4 años antes de la llegada del hombre a la Luna, en Escartín, como en tantos otros pueblos de España, no había ni una sola carretera de acceso.

Sin embargo, hasta 1965 en Escartín vivían unas cuantas familias, en unas casas ancestrales, del trabajo de sus manos, del cultivo de las laderas abancaladas, del pastoreo, del trueque, en una economía de subsistencia, en una vida dura pero sencilla, tal vez feliz... y sin embargo, debieron tomar la difícil decisión de irse todos de allí...porque la naturaleza luchaba sin pausa por reconquistar sus territorios, y ya no podían evitar que las zarzas cubriesen los caminos, que las fuentes se taponasen, que los surcos se borrasen, que los animales enfermasen, que las casas se desmoronasen... Eran ya tan pocos que no podían sobrevivir allí, al menos como habían vivido hasta entonces..

Y se bajaron a la Tierra Llana...a la capital, Huesca (a unos 76 km en linea recta)...algunos ñiños vieron entonces por primera vez circular un camión, con los ojos abiertos como platos.. allí comenzaron a usar el dinero (y comprobaron lo rápido que desaparecía de los bolsillos)..y se reciclaron, para ganarse el jornal, como peones, conserjes, carpinteros, fruteros, ... y continuaron sus vidas...y al mirar atrás, tal vez no pensaban en lo que habían dejado, ni en lo que habían ganado, sino en la razón por la que el progreso no llegó nunca a ese rincón del mundo, en por qué tuvieron que ir a su encuentro, y en el precio que tuvieron que pagar por alcanzarlo..

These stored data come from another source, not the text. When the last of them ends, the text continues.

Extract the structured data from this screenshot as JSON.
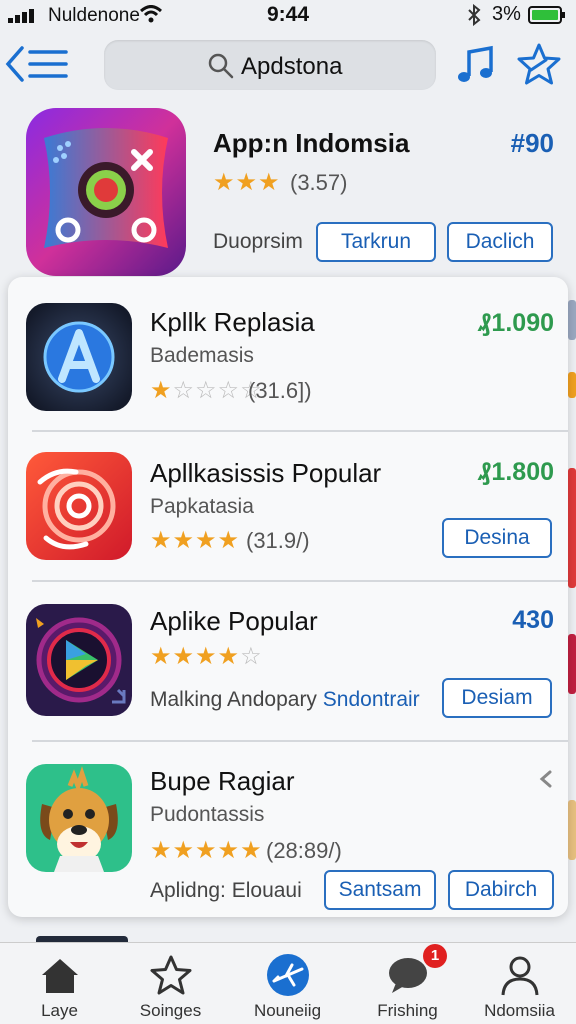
{
  "status_bar": {
    "carrier": "Nuldenone",
    "time": "9:44",
    "battery_pct": "3%"
  },
  "header": {
    "search_text": "Apdstona"
  },
  "featured": {
    "title": "App:n Indomsia",
    "price": "#90",
    "stars": "★★★",
    "rating": "(3.57)",
    "subtitle": "Duoprsim",
    "button_1": "Tarkrun",
    "button_2": "Daclich"
  },
  "apps": [
    {
      "title": "Kpllk Replasia",
      "price": "₰1.090",
      "subtitle": "Bademasis",
      "stars_filled": "★",
      "stars_empty": "☆☆☆☆",
      "rating": "(31.6])",
      "accent": "#2e9a4e"
    },
    {
      "title": "Apllkasissis Popular",
      "price": "₰1.800",
      "subtitle": "Papkatasia",
      "stars_filled": "★★★★",
      "stars_empty": "",
      "rating": "(31.9/)",
      "button": "Desina"
    },
    {
      "title": "Aplike Popular",
      "price": "430",
      "stars_filled": "★★★★",
      "stars_empty": "☆",
      "developer": "Malking Andopary",
      "developer_link": "Sndontrair",
      "button": "Desiam"
    },
    {
      "title": "Bupe Ragiar",
      "subtitle": "Pudontassis",
      "stars_filled": "★★★★★",
      "rating": "(28:89/)",
      "developer": "Aplidng: Elouaui",
      "button_1": "Santsam",
      "button_2": "Dabirch"
    }
  ],
  "tabs": [
    {
      "label": "Laye",
      "icon": "home-icon"
    },
    {
      "label": "Soinges",
      "icon": "star-icon"
    },
    {
      "label": "Nouneiig",
      "icon": "airplane-icon"
    },
    {
      "label": "Frishing",
      "icon": "chat-icon",
      "badge": "1"
    },
    {
      "label": "Ndomsiia",
      "icon": "profile-icon"
    }
  ],
  "colors": {
    "accent_blue": "#1a5fb4",
    "price_green": "#2e9a4e",
    "star_gold": "#f0a020",
    "badge_red": "#e02020"
  }
}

Como tantas otras gentes, ahora y antes, de muchos lugares, de distintos colores de piel, siempre atravesando mares o montañas...

*Este libro narra en primera persona el último año que José Satué Buisán pasó en su pueblo, Escartín, antes de emigrar a Tierra Baja... el lento transcurrir de los días, precursores de un adiós irreversible...y la necesaria adaptación a una nueva vida, en la ciudad, con el descubrimiento del 'progreso', del 'ocio' y de la 'civilización'.